A study published in Nature Ecology & Evolution has shed light on the evolutionary impacts of the declining numbers of the endangered Tasmanian devil on the spotted-tailed quoll population in Tasmania. The research reveals how top predator declines can have dramatic effects on ecological communities and highlights the evolutionary consequences of interspecific competition and pathogen-driven declines in the population density of a top predator.
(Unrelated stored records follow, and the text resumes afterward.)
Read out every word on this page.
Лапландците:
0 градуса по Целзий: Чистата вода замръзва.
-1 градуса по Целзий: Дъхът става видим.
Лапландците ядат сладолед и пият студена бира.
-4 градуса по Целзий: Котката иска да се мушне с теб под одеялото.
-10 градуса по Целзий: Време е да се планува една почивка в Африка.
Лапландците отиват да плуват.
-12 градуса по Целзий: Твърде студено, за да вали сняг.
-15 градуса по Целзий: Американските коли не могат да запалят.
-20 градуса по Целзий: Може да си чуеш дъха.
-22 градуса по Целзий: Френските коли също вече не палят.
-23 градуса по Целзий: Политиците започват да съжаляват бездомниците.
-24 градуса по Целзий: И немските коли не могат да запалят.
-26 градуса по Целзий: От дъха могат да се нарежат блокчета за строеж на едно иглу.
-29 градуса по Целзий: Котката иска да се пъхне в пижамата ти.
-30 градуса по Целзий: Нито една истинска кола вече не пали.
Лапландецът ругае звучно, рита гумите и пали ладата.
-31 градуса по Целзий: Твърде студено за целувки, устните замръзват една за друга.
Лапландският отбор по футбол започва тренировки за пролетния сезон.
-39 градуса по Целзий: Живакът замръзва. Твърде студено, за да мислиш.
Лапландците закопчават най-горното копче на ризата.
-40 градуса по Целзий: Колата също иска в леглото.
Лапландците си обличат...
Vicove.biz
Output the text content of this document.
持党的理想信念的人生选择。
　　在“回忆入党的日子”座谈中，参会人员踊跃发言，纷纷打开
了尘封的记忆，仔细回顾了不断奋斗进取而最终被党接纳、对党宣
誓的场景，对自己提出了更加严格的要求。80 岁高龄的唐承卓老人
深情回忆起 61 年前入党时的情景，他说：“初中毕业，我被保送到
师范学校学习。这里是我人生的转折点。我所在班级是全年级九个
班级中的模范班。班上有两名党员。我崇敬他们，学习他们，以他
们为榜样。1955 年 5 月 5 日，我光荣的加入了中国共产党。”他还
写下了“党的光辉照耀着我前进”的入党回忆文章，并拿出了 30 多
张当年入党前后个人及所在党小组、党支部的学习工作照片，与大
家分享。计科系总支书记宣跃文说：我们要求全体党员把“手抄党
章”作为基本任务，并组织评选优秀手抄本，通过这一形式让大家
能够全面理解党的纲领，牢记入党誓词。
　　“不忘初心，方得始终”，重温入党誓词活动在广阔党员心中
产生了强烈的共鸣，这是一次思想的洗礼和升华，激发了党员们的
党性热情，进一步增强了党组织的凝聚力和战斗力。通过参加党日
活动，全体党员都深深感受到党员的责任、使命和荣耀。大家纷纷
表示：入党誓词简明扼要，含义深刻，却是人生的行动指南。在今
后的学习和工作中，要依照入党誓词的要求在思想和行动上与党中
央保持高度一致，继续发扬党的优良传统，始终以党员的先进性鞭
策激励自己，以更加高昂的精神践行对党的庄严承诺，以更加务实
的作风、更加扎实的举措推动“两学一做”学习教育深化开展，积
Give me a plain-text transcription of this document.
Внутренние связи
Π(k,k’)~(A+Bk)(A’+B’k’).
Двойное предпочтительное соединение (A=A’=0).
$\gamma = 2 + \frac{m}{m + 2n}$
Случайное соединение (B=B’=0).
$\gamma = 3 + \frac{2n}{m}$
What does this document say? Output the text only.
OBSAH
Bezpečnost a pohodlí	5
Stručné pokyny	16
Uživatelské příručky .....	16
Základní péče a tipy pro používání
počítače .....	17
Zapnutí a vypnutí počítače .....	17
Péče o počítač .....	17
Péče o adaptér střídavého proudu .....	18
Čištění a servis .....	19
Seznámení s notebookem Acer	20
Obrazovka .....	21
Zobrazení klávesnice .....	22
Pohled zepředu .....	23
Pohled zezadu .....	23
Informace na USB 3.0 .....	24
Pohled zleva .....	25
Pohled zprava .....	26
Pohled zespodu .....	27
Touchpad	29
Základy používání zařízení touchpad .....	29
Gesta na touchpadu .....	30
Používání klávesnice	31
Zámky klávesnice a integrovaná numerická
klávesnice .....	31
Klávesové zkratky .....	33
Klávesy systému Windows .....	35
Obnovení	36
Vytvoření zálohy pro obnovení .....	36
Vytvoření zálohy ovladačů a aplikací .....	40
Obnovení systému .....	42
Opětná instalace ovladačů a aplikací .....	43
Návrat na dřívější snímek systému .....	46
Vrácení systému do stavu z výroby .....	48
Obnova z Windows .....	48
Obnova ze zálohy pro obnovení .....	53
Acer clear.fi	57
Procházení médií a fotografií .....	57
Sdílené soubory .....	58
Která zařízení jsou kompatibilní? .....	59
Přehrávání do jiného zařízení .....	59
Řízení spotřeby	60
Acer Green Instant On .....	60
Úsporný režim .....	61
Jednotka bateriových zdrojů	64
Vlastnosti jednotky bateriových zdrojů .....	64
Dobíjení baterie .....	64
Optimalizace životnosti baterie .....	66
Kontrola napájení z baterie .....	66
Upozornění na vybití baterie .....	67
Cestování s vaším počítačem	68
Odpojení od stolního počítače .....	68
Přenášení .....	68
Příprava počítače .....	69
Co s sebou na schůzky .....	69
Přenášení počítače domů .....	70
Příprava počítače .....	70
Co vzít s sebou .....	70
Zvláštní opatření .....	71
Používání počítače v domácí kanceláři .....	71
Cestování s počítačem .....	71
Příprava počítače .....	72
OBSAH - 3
The declining numbers of the endangered Tasmanian devil are affecting the evolutionary genetics of spotted-tailed quolls, a small predator, according to a study published in Nature Ecology & Evolution. Tasmanian devils are facing population declines due to a lethal transmissible cancer, and the subsequent mesopredator release is altering the behavior and resource use of spotted-tailed quolls. The study used a landscape community genomics framework to identify environmental drivers of population genomic structure and signatures of selection. The results revealed that biotic factors, such as devil density, are among the top variables explaining the genomic structure of the quoll. It was found that devil declines will increase quoll genetic subdivision over time, despite no change in quoll densities detected by camera trap studies. Additionally, devil density contributes to the signatures of selection in the quoll genome, including genes associated with muscle development and locomotion.
The study provides evidence of the evolutionary impacts of competition between a top predator and a mesopredator species in the context of a trophic cascade. As top predator declines are increasing globally, the framework used in this study can serve as a model for future research on the evolutionary impacts of altered ecological interactions. The research highlights the importance of understanding the ecological and evolutionary consequences of top predator declines and the cascading effects on mesopredator species.
The data from the study span 15 generations and provide insights into how gene flow and selection in a subordinate mesopredator are affected by pathogen-driven declines in the population density of a top predator. This work elucidates the landscape-scale effects of an indirect interaction between a pathogen and nonhost species and underscores the importance of considering the evolutionary impacts of interspecific competition and ecological interactions in conservation efforts.
The findings of this study have significant implications for biodiversity conservation and ecosystem management, emphasizing the need to consider not only the direct effects of top predator declines but also the evolutionary and ecological consequences for other species within the ecosystem.